November was ‘Financial Literacy Month’, and that prompted a very good opinion piece in The Province. Mike Schilling, CEO of Community Savings, made the point that ‘financial literacy’ is not the priority issue for many people without a living wage or adequate income. Mike challenged our normalization of institutionalized low wages, predatory lending, and barriers to social mobility. He called out the larger systems that direct our eyes elsewhere. I was pleased to see Mike turn the conversation from financial literacy to ‘financial viability’.
“Low-income households are trapped in cycles of debt not because they have mismanaged their money, but because they do not have money in the first place. Payday loans exist because people cannot make ends meet.”
But as Mike states, credit is not the real answer. Credit should be there when needed, but incomes need to be higher. People need reasonable incomes to cover basic living costs. The stories about low paid care-aids in long-term care homes (holding down two and three jobs) are too real. There are too many people struggling with minimum wages, precarious employment, and high housing costs. More than 4 million Canadians are ‘precariously employed‘.
Stats Canada trend data is referenced in one National Observer article, “Between 2005 and 2015, employment incomes for the lowest 20 per cent of income earners in B.C. dropped by 7.5 per cent, using the 2015 dollar. At the same time, incomes for the top 20 per cent grew by 7.4 per cent, the federal statistics agency confirms.” Growing income inequality is the big issue.
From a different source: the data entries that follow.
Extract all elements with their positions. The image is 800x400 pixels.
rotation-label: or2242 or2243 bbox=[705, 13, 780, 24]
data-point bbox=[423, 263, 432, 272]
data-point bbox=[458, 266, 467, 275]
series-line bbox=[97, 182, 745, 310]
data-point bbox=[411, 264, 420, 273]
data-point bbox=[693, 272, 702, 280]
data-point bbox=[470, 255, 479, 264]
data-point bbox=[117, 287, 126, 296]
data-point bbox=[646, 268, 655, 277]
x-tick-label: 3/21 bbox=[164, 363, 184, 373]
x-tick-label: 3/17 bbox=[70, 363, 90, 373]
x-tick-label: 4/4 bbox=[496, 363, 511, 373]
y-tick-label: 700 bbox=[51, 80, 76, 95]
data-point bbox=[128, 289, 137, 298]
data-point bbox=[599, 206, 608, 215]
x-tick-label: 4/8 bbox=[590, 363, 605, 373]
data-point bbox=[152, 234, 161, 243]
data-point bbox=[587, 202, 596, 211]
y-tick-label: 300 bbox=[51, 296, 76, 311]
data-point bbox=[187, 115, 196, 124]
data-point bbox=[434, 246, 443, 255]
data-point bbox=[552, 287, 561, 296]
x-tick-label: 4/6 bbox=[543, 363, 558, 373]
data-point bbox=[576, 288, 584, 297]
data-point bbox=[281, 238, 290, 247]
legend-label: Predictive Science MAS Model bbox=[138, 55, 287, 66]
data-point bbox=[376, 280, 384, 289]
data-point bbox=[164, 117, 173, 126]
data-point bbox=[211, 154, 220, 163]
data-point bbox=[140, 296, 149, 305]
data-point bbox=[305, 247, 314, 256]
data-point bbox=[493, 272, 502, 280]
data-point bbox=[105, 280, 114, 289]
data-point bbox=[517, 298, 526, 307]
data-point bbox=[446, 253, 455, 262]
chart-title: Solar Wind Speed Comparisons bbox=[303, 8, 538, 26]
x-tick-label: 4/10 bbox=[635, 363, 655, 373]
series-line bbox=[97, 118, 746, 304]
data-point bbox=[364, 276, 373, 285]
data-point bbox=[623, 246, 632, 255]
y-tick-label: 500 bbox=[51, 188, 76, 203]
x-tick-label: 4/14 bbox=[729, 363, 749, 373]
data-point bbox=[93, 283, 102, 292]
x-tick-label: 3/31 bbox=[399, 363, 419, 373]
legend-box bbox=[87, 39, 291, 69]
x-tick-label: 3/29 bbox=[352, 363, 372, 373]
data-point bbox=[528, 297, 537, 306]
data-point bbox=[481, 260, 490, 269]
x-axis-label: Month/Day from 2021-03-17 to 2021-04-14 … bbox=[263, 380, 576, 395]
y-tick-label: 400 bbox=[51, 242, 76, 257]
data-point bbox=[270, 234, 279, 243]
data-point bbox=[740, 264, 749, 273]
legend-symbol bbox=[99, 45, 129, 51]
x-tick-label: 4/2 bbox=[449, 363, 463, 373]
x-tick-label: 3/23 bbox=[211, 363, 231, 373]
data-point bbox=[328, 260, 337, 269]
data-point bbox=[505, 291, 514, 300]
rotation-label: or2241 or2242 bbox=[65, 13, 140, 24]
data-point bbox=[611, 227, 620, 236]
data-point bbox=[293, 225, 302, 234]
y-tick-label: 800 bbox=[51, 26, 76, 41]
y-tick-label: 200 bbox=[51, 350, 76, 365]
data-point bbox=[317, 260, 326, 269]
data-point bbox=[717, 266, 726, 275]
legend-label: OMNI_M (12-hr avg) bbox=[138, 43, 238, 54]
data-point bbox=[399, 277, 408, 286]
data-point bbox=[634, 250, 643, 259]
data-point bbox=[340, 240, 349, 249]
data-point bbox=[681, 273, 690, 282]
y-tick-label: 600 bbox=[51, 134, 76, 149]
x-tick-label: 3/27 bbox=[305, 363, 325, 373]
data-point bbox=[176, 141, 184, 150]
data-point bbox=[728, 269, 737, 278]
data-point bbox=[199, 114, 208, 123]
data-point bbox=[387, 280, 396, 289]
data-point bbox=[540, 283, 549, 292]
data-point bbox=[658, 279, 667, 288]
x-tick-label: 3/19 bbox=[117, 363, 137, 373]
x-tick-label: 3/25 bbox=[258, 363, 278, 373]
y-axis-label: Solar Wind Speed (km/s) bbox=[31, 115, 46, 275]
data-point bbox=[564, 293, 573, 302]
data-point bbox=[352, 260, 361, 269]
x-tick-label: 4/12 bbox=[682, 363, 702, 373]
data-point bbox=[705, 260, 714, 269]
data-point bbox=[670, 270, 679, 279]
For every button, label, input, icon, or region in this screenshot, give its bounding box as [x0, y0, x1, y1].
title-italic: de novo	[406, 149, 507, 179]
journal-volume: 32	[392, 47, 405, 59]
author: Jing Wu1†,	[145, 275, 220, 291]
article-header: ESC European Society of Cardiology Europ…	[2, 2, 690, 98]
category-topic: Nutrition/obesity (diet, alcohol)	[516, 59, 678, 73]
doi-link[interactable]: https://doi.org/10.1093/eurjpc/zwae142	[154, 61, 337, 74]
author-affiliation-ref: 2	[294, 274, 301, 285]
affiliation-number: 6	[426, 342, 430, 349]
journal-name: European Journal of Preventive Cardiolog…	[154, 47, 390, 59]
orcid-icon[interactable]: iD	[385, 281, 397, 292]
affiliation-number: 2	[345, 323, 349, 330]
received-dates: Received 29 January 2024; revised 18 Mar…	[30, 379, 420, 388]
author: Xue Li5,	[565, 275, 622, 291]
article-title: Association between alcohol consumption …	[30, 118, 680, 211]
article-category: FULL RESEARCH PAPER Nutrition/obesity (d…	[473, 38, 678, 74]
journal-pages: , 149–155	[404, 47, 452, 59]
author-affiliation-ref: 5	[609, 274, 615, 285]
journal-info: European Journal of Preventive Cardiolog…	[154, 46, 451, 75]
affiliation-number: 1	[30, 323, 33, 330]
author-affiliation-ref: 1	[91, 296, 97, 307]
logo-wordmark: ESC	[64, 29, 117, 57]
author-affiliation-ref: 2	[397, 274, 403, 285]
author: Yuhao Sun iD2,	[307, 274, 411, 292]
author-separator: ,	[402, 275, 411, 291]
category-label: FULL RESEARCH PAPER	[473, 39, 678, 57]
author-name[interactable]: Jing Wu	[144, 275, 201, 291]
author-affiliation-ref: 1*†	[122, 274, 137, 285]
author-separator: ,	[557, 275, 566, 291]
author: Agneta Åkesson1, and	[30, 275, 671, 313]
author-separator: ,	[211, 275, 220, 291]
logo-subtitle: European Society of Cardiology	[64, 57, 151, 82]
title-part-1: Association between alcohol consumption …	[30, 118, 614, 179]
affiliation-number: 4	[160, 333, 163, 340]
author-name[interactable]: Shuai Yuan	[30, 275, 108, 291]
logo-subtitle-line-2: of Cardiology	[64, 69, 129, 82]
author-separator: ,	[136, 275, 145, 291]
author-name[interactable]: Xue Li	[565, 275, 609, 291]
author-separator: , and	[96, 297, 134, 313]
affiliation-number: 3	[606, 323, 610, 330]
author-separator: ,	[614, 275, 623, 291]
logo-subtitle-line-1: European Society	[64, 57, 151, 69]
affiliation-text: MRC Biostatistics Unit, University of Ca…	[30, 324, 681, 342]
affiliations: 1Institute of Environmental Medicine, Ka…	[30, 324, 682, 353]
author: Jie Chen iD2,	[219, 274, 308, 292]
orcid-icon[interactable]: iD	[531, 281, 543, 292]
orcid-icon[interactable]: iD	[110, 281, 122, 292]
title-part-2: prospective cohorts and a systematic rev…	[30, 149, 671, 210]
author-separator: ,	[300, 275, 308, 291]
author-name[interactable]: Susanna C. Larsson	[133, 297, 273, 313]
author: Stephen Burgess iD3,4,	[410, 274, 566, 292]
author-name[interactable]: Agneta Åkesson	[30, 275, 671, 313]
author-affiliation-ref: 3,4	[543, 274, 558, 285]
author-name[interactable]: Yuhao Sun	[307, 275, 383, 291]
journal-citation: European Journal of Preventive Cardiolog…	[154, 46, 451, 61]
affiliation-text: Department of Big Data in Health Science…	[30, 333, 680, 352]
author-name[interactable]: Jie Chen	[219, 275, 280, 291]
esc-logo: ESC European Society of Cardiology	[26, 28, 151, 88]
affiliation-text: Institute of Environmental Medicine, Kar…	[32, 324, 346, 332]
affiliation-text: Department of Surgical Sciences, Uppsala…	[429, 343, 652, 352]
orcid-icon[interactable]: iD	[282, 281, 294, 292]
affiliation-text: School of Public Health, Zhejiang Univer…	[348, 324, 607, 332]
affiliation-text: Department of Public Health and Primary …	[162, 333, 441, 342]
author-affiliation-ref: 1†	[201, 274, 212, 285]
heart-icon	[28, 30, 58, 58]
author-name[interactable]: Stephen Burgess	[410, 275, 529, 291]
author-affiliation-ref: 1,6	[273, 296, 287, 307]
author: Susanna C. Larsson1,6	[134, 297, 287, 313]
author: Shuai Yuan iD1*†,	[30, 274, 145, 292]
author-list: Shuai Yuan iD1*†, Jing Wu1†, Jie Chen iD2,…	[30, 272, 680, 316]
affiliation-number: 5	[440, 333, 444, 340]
Income disparities are converted into wealth disparities. ‘Land wealth’ in BC was surveyed as of 2016. The top 20% of households by income owned 62% of the value in principal residences, and 80% of the net value of holdings in “other real estate”. The top 40% of households by income owned 87% and 95% of these respective real estate categories (see Alex Hemmingway). The deck gets stacked against those with lower incomes.
Daphne Bramham highlights the child poverty story in light of COVID-19. The real progress made with an improved Federal child tax benefit has been great, but low income levels and income insecurity remain.
I agree with Mike. Yes, employers need to pay living wages. But governments have to set the bar higher when it comes to both wages and benefits. Benefits such as sick leave, which was the big reason for COVID-19 transmission in meat packing plants when workers did not want to go without pay if they stayed home.
Yes, as he says, more affordable housing has to be built. This is a direct challenge to a host of government policies that have failed lower income households.
And yes, all businesses have to take down the barriers that trap people in poverty. Mike is critical of the way financial institutions may insist on things like clean credit checks and security deposits that force people to go the street to the loan sharks. Requirements that are ‘easy’ for the affluent may not be so ‘easy’ for those on low incomes. Financial institutions, retailers, landlords and others all need to be more critical of the ways they are complicit in ‘the poverty game’.
I think it was great to see this opinion piece. Credit unions need to step up, and speak up in public debates, to ensure all families, all seniors, all Canadians, have living wages and/or incomes.
Many thanks, Ross, some excellent points on systemic problems!
A letter published some years ago:
Financial literacy for politicians
http://www.thestar.com/opinion/letters_to_the_editors/2014/12/05/financial_literacy_for_politicians.html#
Published on Fri Dec 05 2014
Re: Quebec austerity could hurt Trudeau at the polls, Nov. 28
November is Financial Literacy Month — the time when overpaid bankers of highly leveraged institutions that market credit cards bearing exorbitant interest rates educate the lesser-informed public about personal responsibility.
More beneficial would be a Financial Literacy Month for politicians. The curriculum should explain that a province or country is not a household, nor is it a profit centre. Rather, democratic governments are agents whose mandate is to manage the economy in accordance with public purpose.
In order to avoid inflation when the economy is hot, the government must tamp down activity by increasing taxes and/or spending less. And when the economy is cool, the government must decrease taxes and spend more to preserve jobs and support the private sector. It’s that simple — Financial Literacy for Politicians 101.
Implementing fiscal austerity at a time when 1.3 million Canadians cannot find work is totally inappropriate and damaging. Stephen Harper and Quebec Premier Philippe Couillard need professional help — their enrolment in this course should be mandatory.
Larry Kazdan, Vancouver
Footnotes:
1. Financial Literacy Month ends and the real challenge begins
http://www.nationalnewswatch.com/2014/11/28/financial-literacy-month-ends-and-the-real-challenge-begins/#.VHloacncTIh
2. Seven years after: why this recovery is still a turkey http://rwer.wordpress.com/2014/11/27/seven-years-after-why-this-recovery-is-still-a-turkey/
“Firms don’t go on investment splurges in a weak economy. Nor is it plausible that consumers will spend at the same pace as in the bubble years now that the bubble wealth has disappeared. This means that we have to find another source of demand if we want to get back to full employment. We can do it with government spending. We can spend more on infrastructure, on education, on retrofitting buildings to make them more energy efficient and reduce greenhouse gas emissions.”